Griezmann
Antoine Griezmann (Atletico Madrid) | Rudy / SpainDPPI / DPPI

L’Atletico doit réaliser l’impossible

Publié le , modifié le

Balayés 3-0 au match aller, les joueurs de l'Atlético Madrid font face à un immense défi en demi-finale de Ligue des champions. Il va falloir résister aux assauts des Merengues qui restent sur 60 matchs consécutifs avec au moins un but marqué. Cristiano Ronaldo, impérial à l'aller avec un triplé, risque de faire encore souffrir les Colchoneros. A domicile, Diego Simeone espère une réaction de ses joueurs, et pourquoi pas un exploit.

Cette fois, ce derby de Madrid risque d’être moins bouillant qu’à l'accoutumée. La faute à un certain Cristiano Ronaldo qui a roulé sur le match aller, pour permettre à son Real de se rêver en finale, avant même cette demi-finale retour. Bien sûr, un carton au match aller n’est pas une assurance tout risque, cette saison de Ligue des champions nous l’a encore rappelé. Mais il semble difficile d’imaginer les Colchoneros renverser ce Real Madrid, si impressionnant de réalisme.

Ronaldo en confiance, Griezmann trop seul

Pour remonter ce 3-0 subi au match aller, l’Atlético va devoir se pencher sérieusement sur le cas Ronaldo. L’attaquant portugais semble s’épanouir pleinement dans son nouveau rôle, plus adapté à son âge (32 ans). Plus axial, moins dribbleur, il a retrouvé une efficacité de tueur devant le but. Deux buts en quart de finale aller, trois buts au retour, trois nouveaux buts contre l’Atlético en demi-finale… Le Portugais ne s’arrête plus, et le Real ressemble de nouveau à un rouleau compresseur.

L’autre grand enseignement du match aller, c’est qu’Antoine Griezmann ne peut pas tout faire. Esseulé, le Français a dépensé beaucoup d’énergie mais a très bien été ciblé par la défense madrilène : il n’a pas tiré une seule fois au but lors du match aller. Sans soutien à ses côtés, il n’a pas pu arracher à lui seul un but à l’extérieur qui aurait changé beaucoup de choses.

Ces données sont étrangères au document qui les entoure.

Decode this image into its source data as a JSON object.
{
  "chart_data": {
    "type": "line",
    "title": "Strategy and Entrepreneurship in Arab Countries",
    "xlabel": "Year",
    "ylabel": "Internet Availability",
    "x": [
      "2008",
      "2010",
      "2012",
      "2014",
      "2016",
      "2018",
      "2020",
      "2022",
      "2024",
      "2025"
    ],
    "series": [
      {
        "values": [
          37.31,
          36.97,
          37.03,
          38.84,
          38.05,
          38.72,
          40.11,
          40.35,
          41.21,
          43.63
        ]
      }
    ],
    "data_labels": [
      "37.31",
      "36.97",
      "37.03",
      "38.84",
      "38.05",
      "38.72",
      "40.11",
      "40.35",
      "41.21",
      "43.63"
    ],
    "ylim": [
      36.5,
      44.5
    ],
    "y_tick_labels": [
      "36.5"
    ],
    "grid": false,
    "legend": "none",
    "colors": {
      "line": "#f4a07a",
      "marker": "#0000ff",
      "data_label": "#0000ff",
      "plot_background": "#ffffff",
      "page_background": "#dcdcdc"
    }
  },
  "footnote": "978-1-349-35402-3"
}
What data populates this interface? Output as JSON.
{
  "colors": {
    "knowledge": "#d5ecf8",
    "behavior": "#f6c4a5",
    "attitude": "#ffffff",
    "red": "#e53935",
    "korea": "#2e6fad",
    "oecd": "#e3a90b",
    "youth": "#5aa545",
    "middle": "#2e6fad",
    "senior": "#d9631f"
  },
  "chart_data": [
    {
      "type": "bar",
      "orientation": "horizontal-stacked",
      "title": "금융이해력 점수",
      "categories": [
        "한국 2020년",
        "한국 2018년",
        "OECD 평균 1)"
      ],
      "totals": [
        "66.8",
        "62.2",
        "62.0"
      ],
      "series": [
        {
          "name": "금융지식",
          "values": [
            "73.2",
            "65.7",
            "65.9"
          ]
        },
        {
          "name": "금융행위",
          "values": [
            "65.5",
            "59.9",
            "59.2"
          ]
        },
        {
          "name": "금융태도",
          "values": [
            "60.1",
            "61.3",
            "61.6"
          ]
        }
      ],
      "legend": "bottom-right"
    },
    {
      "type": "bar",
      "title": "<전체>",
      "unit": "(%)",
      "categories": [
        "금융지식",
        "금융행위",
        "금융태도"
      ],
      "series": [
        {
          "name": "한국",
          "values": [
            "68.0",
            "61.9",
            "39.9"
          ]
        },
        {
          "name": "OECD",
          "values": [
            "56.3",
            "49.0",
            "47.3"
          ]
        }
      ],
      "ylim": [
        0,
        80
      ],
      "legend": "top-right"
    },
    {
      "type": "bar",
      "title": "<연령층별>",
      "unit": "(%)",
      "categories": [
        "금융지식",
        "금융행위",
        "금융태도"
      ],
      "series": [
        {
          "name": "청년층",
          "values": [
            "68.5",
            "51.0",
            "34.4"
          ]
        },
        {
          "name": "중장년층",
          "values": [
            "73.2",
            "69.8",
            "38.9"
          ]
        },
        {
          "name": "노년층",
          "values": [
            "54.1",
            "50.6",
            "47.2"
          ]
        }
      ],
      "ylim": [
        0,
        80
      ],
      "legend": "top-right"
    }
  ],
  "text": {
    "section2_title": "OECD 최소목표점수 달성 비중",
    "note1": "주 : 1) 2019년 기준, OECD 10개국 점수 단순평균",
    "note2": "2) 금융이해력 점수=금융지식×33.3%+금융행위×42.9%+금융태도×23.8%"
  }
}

Une agressivité à retrouver

Jusqu’à présent, les confrontations entre les deux clubs en Ligue des champions se jouaient sur des détails. Une victoire du Real en prolongation en finale 2014, une élimination sur la plus petite des marges (0-0, 1-0) en 2015, un sacre aux tirs aux buts en finale 2016. Pas cette fois. A l’aller, les joueurs de Diego Simeone ont toujours semblé dépassés, incapables d’imposer l’agressivité défensive qui faisait leur marque de fabrique. A domicile, El Cholo va devoir galvaniser ses troupes pour relever la tête, sous peine de quitter tête basse une compétition qui fuit depuis toujours le club. Le technicien veut y croire, il l’a répété après le match de Liga disputé face à Eibar ce week-end : "Je l'ai dit dans le vestiaire juste après le match aller. J'ai dit aux joueurs que ce serait très difficile, que nous affronterions la meilleure équipe du monde, qui marque à tous les matches, mais que c'était possible."

-->

 

 

Il aura face à lui un homme à qui tout réussi, Zinédine Zidane. Arrivé sur le banc du Real Madrid en janvier 2016, il a porté le club vers un sacre en Ligue des champions cinq mois plus tard. Bien parti pour atteindre sa deuxième finale en deux ans, le technicien français suscite l’admiration de son adversaire : “Le travail de Zidane est spectaculaire Il a su gérer les émotions de chacun afin de trouver le meilleur équilibre et permettre à l'équipe de jouer au niveau qui est le sien actuellement.”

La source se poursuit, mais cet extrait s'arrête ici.